I wish to thank Jason, and everyone at the Monastery again for welcoming me with such openness. I’m still amazed that I was granted this chance to see shining types of the teachings of a course in miracles acim, and fo initially in an extended while, I don’t feel alone.
Section of me wanted to stay longer, but beneath that desire was thinking that I would be this for the wrong reason; as an easy way to avoid my problems. The stronger feeling was, and is, that my travels will continue.

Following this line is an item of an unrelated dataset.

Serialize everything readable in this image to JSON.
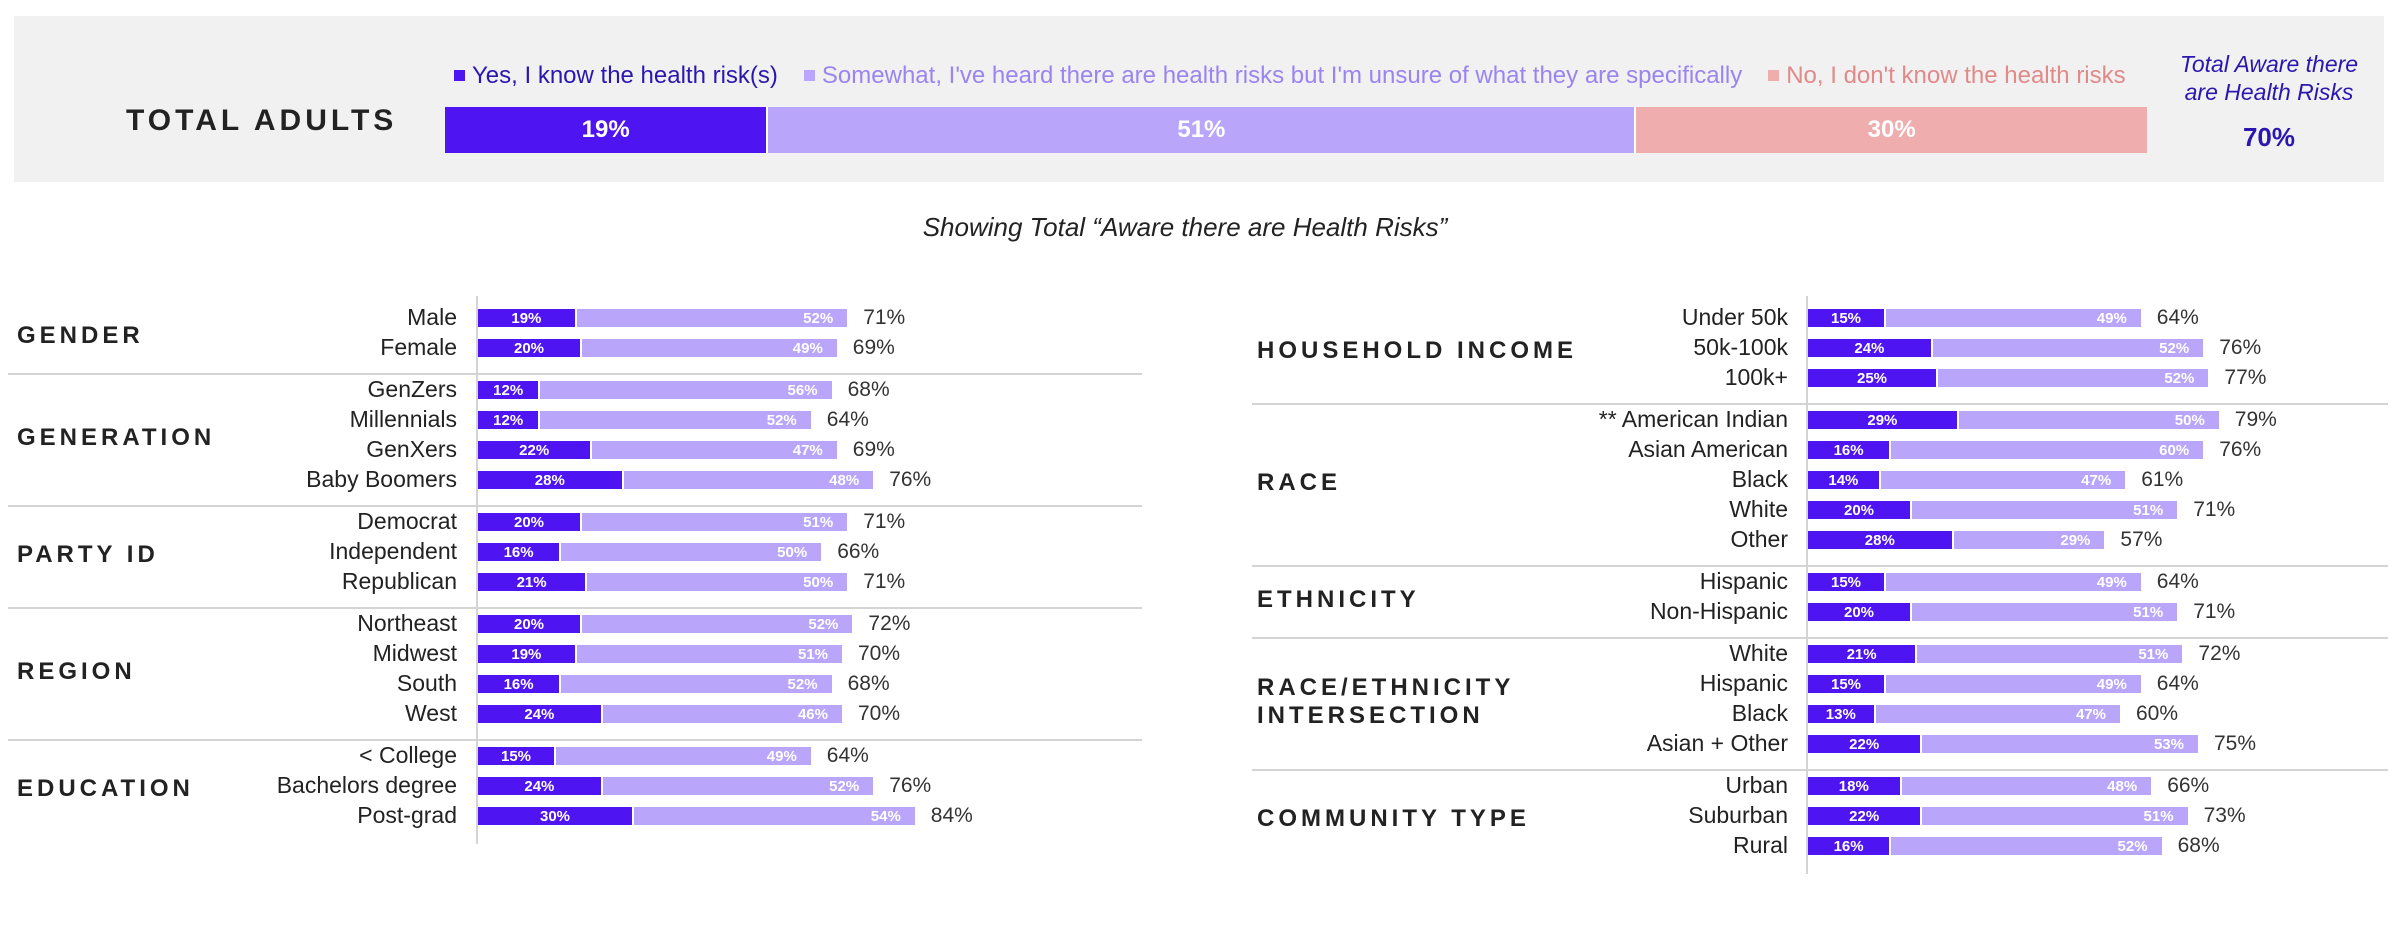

Before I left, Jason asked if I’d had any insights. What I’m about to share was not yet clear in those days; only on the drive away achieved it coalesce.
That morning, several lines from the Vance Joy song kept running through my head, “I never must have told you, never must have let you see inside. Don’t are interested troubling your mind, won’t you allow it to be?” This confused me as I possibly could not think of something that I’d said that I felt regret for.
Eventually, the phrase, “don’t are interested troubling your mind” stood out. This reminded me that the absolute most prominent fear I’d in arriving at the Monastery was that I’d somehow interfere using its residents’reassurance, simply by my presence alone. This belief that I possibly could negatively affect other people’s state of mind has been with me for several years, and has colored lots of my past experiences and relationships.
This fear left my awareness soon after I arrived. On the drive away it rose again, but I remembered David saying in one of his true videos that minds cannot attack. I cried and laughed, and now feel like the belief will be (has been?) released.
You can find other things that happened that felt important, but I can’t think of them right now.